La scelta di donare il quadro del pittore Giacomo Parolini risponde alla volontà della nostra famiglia di eleggere la Pinacoteca Nazionale palazzo dei Diamanti di Ferrara quale sede appropriata per custodire e tramandare un bene destinato alla fruizione della città” dichiara Paola Zanardi.

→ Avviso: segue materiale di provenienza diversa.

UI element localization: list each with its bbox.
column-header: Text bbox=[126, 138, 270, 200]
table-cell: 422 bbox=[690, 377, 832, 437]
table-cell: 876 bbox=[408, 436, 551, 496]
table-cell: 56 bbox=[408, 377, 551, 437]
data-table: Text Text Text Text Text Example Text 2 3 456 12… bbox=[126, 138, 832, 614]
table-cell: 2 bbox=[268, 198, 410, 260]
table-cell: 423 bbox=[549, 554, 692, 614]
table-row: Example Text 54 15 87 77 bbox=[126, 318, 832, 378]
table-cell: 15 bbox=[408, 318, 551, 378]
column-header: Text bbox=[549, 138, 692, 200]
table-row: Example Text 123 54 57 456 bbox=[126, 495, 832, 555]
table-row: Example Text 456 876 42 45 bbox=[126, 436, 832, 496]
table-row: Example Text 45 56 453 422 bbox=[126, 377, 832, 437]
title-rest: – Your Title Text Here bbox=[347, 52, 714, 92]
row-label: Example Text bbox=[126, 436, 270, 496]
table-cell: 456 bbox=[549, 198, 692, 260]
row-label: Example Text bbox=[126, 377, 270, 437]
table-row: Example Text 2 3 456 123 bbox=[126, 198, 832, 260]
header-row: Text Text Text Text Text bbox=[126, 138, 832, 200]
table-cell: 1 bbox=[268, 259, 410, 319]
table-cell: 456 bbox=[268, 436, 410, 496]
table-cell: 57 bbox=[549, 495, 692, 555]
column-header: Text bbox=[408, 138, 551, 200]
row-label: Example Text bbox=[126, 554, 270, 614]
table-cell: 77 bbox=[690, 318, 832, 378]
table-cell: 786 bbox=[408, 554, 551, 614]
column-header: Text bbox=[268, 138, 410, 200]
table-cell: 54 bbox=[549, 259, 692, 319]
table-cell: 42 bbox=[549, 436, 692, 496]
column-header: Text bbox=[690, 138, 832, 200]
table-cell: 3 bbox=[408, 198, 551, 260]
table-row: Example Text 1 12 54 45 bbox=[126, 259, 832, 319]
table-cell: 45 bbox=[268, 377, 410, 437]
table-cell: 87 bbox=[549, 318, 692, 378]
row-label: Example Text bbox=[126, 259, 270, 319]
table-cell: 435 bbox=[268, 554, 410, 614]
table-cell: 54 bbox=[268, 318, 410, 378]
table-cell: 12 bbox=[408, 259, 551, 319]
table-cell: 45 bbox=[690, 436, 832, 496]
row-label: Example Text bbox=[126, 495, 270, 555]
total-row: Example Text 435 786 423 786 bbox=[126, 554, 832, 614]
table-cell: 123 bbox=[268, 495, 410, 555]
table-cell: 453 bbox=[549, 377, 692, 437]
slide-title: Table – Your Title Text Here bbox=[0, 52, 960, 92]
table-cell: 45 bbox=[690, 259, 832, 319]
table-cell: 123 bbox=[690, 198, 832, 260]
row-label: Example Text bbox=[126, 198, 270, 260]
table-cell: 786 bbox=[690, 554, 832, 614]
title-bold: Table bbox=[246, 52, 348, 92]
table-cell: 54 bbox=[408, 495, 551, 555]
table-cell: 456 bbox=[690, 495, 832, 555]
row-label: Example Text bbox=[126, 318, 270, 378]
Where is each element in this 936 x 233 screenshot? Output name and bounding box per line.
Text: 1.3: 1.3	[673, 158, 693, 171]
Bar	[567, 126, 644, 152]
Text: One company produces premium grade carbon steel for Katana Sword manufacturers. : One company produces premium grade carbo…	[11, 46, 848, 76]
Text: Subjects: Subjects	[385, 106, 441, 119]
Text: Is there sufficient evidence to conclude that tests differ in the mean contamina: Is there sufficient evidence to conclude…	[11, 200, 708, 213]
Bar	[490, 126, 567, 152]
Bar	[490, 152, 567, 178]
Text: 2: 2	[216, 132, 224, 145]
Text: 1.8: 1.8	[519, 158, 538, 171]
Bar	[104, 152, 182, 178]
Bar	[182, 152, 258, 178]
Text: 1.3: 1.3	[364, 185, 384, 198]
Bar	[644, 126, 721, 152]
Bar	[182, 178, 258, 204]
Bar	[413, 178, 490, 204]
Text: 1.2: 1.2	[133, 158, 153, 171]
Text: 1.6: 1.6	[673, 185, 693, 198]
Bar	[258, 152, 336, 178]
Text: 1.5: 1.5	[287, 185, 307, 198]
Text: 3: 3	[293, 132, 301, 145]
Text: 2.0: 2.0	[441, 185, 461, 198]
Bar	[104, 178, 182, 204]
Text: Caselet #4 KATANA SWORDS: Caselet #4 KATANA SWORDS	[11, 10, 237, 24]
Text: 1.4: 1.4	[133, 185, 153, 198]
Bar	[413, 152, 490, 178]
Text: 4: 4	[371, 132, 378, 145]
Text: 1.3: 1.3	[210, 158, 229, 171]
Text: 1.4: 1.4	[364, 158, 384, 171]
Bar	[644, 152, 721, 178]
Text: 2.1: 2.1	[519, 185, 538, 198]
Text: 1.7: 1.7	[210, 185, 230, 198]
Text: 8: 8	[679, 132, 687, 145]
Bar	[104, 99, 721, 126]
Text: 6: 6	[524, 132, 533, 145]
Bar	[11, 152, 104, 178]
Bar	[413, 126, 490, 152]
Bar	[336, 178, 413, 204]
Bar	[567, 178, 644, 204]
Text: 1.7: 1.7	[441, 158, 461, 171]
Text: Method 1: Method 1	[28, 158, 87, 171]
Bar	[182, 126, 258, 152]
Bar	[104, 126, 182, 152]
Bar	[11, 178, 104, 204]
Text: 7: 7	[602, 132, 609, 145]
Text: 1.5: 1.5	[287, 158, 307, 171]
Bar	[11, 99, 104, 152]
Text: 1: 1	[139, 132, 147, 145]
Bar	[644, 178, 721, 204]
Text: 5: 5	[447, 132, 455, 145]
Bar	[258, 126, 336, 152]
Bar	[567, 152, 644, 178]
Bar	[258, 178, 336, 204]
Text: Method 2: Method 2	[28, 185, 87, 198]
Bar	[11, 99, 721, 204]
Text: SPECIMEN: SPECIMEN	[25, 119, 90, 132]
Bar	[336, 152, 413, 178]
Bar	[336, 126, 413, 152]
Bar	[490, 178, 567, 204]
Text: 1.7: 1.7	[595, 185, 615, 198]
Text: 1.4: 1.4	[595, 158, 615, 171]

Con questa donazione, la Pinacoteca aggiunge un altro importante tassello alla conoscenza della tradizione figurativa della città – afferma Martina Bagnoli, direttrice delle Gallerie Estensi – . Siamo enormemente grati agli eredi di Guido Zanardi per averci donato l’opera e onorati che abbiano ritenuto la Pinacoteca la giusta destinazione per il loro lascito, segno che il lavoro svolto in questi anni dal museo è stato apprezzato e capace di attrarre l’attenzione dei collezionisti”.

 

L’opera sarà esposta in una sala dedicata all’arte del Settecento. Pur nelle differenze di tipologie e scuole pittoriche, i dipinti in mostra risentono dei mutamenti radicali che investono quest’epoca caratterizzata da un inesorabile processo di secolarizzazione. L’arte è vista sempre più come un raffinato prodotto dell’ingegno umano, al pari della scienza o dell’economia, e si allontana dal carattere trascendente che l’aveva ispirata fin dal Medioevo. Naturalmente sopravvivono formule e schemi tradizionali, specie nella produzione di tema religioso o mitologico. Se ne trovano vediamo tipici esempi nelle tele di Parolini o dei Gandolfi, opere di alta qualità di maestri che hanno primeggiato a lungo nella scena emiliana. Ma si tratta per lo più di soluzioni accademiche, sviluppi estremi e nostalgici di un linguaggio codificato nel secolo precedente. È nei ritratti che qui si apprezza al meglio il percorso verso la modernità. L’effigie di un individuo rispecchia infatti anche i caratteri del suo tempo, e dunque valori civici e politici. Sono proprio questi ultimi a segnare l’arte della fine del secolo, quando la Rivoluzione francese cambia per sempre lo scenario di tutta Europa. Il ritratto di famiglia di Ménageot, datato 1801, racconta ormai di un’arte al servizio della nuova società borghese.